Want to learn what PSY eats?
Members of the Korean Student Association were happy to use PSY’s celebrity as an opening to talk with visitors at the organization’s table about their culture, but they also offered people the opportunity to get to know the parts of the culture that aren’t “Gangnam Style.”
Saudi Arabian students also were eager to share cuisine and an awareness of the cutting-edge technology that is prized in their culture.
Cathy Lee Arcuino, interim director of International Programs and Services at PSU, said this was true of many of the 12 international groups represented at the International Food and Culture Fair Saturday evening.
“I think a lot of the students are just so excited to share their culture,” she said. “This is an extremely special event because this is an opportunity for all of our international clubs on campus to share their food and culture.”
Arcuino said the event also is an opportunity for residents of Pittsburg to learn about other cultures through the food and the performances taking place during the evening.
Alheli Aranda Britez is studying piano at Pittsburg State University, but performed on the guitar during the fair.
“The guitar is an instrument you can carry with you,” she said.
She said Paraguay is a country of 7 million, and events like Saturday’s help expose people to the South American nation’s loves, including soccer, great food and great music.
“This is our chance to let people know where Paraguay is,” Britez said.
She said Paraguay has a very organic diet and is a heavily agricultural nation.
The group has developed a reputation for its food, and Britez said the Paraguayan students made 75 empanadas for the event and sold out within 12 minutes. They also had chipa guasu, a corn casserole, for those who came later.
Students from Brazil reported their coconut balls and chocolate balls also were extremely popular and sold out in less than an hour.
Henrique Kremer said the Brazilian culture is a beautiful culture known for its dances and people.
Saudi Arabian students brought food that varied according to their home regions.
“We have the same religion, but we have different food,” said Esraa Almaeina, who came from the western region of Saudi Arabia to Pittsburg in 2006 to study technology engineering education. “All of us, we like rice with meat. We usually use lamb and chicken.”
She said the most popular dish in Saudi Arabia is kabsa, or a dish in which the lamb is cooked and then the rice is added to it, but which is served with the rice first and then the meat.

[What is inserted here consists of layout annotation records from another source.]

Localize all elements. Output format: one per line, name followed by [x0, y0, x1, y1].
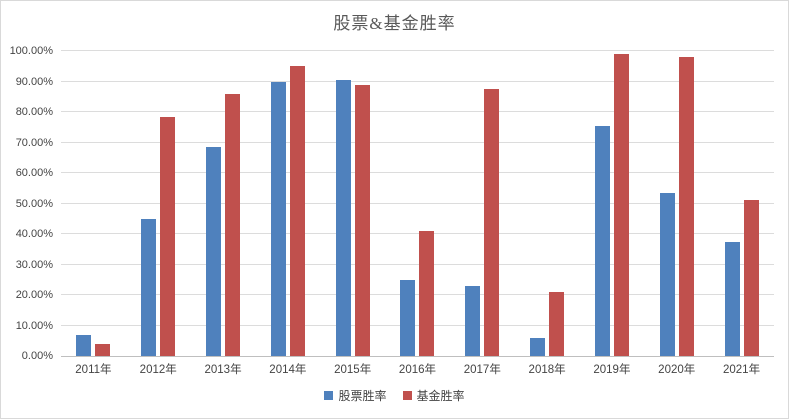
y-tick-label: 20.00% [15, 289, 53, 301]
x-tick-label: 2016年 [398, 364, 437, 376]
gridline [61, 141, 774, 143]
x-tick-label: 2011年 [75, 364, 112, 376]
x-tick-label: 2019年 [593, 364, 631, 376]
bar-股票胜率 [400, 279, 416, 356]
gridline [61, 263, 774, 265]
bar-股票胜率 [594, 125, 610, 356]
legend-item: 基金胜率 [402, 387, 465, 404]
gridline [61, 324, 774, 326]
legend-label: 股票胜率 [338, 389, 387, 403]
legend-item: 股票胜率 [324, 387, 387, 404]
gridline [61, 202, 774, 204]
bar-group [191, 51, 256, 356]
bar-股票胜率 [530, 337, 546, 356]
y-tick-label: 50.00% [15, 197, 53, 210]
x-tick-label: 2017年 [463, 364, 501, 376]
legend-label: 基金胜率 [416, 389, 465, 403]
bar-基金胜率 [613, 54, 629, 356]
y-tick-label: 0.00% [21, 350, 53, 362]
bar-股票胜率 [659, 192, 675, 356]
bar-基金胜率 [289, 66, 305, 356]
bar-groups [61, 51, 774, 356]
y-tick-label: 30.00% [15, 258, 53, 271]
gridline [61, 111, 774, 112]
y-tick-label: 100.00% [9, 45, 53, 57]
bar-group [644, 51, 709, 356]
gridline [61, 172, 774, 173]
bar-基金胜率 [678, 57, 694, 356]
bar-股票胜率 [724, 241, 740, 356]
bar-基金胜率 [549, 291, 565, 356]
y-tick-label: 10.00% [15, 319, 53, 332]
legend-swatch-icon [324, 391, 334, 400]
bar-基金胜率 [484, 89, 500, 356]
y-tick-label: 70.00% [15, 136, 53, 149]
bar-group [61, 51, 126, 356]
bar-group [385, 51, 450, 356]
bar-group [709, 51, 774, 356]
y-tick-label: 80.00% [15, 106, 53, 118]
x-tick-label: 2012年 [139, 364, 177, 376]
gridline [61, 294, 774, 295]
legend: 股票胜率 基金胜率 [1, 387, 788, 404]
bar-股票胜率 [270, 81, 286, 356]
x-tick-label: 2020年 [658, 364, 696, 376]
bar-group [320, 51, 385, 356]
bar-group [255, 51, 320, 356]
y-tick-label: 40.00% [15, 228, 53, 240]
bar-股票胜率 [141, 218, 157, 356]
bar-基金胜率 [743, 200, 759, 356]
x-tick-label: 2018年 [528, 364, 566, 376]
y-axis: 0.00% 10.00% 20.00% 30.00% 40.00% 50.00% 60.00… [1, 45, 53, 362]
bar-基金胜率 [160, 116, 176, 356]
x-tick-label: 2021年 [722, 364, 761, 376]
gridline [61, 233, 774, 234]
x-axis: 2011年 2012年 2013年 2014年 2015年 2016年 2017年 2018年… [61, 361, 774, 377]
bar-group [515, 51, 580, 356]
x-tick-label: 2013年 [204, 364, 242, 376]
y-tick-label: 60.00% [15, 167, 53, 179]
bar-基金胜率 [225, 93, 241, 356]
gridline [61, 80, 774, 82]
bar-group [450, 51, 515, 356]
bar-基金胜率 [95, 343, 111, 356]
bar-股票胜率 [335, 79, 351, 356]
bar-group [580, 51, 645, 356]
legend-swatch-icon [402, 391, 412, 400]
x-tick-label: 2015年 [334, 364, 372, 376]
bar-股票胜率 [76, 334, 92, 356]
x-axis-line [61, 356, 774, 357]
plot-area [61, 50, 774, 357]
bar-股票胜率 [206, 147, 222, 356]
y-tick-label: 90.00% [15, 75, 53, 88]
bar-股票胜率 [465, 285, 481, 356]
chart-title: 股票&基金胜率 [333, 14, 456, 33]
bar-group [126, 51, 191, 356]
x-tick-label: 2014年 [269, 364, 307, 376]
bar-基金胜率 [354, 84, 370, 356]
bar-基金胜率 [419, 230, 435, 356]
gridline [61, 50, 774, 51]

Almaeina said she was eager to break the stereotype of camels, sand, tents and women who aren’t allowed to do anything.
Page 2 of 2 - “We’re crazy about technology,” she said, adding that her husband recently returned from Saudi Arabia and brought her a phone that isn’t yet available in the United States. “We have a lot of technology.”
Almaeina said not many Saudi Arabian students attended Pitt State when she first arrived, but that the numbers have grown, as has the opportunity to share her culture.
And, Korean Student Association event coordinator Young Joo Lee was happy to report that Psy’s daily diet likely includes kimchi, which is a traditional Korean dish of spicy fermented cabbage, and steamed rice.
On special occasions, he likely pairs it with bulgogi, a marinated meat dish made using beef or pork, which typically is served on holidays, birthdays or special occasions.
“This event was an opportunity for KSA to make people (be able) to experience Korean culture,” Lee said. “I believe the food is the culture.”
Lee said they prepared meals for 200 and were sold out of bulgogi in 50 minutes.
She also said the group has spent a week preparing for the event, including taking trips to Korean food shops in Kansas City for ingredients.
Willie Bergmann attended the event for the first time and said it was an enjoyable learning experience.
She said she tried food from Taiwan, Indonesia and Latin America, as well as a dessert from Egypt, and she admired the array of options.
“It was interesting,” she said. “There was so much to choose from.”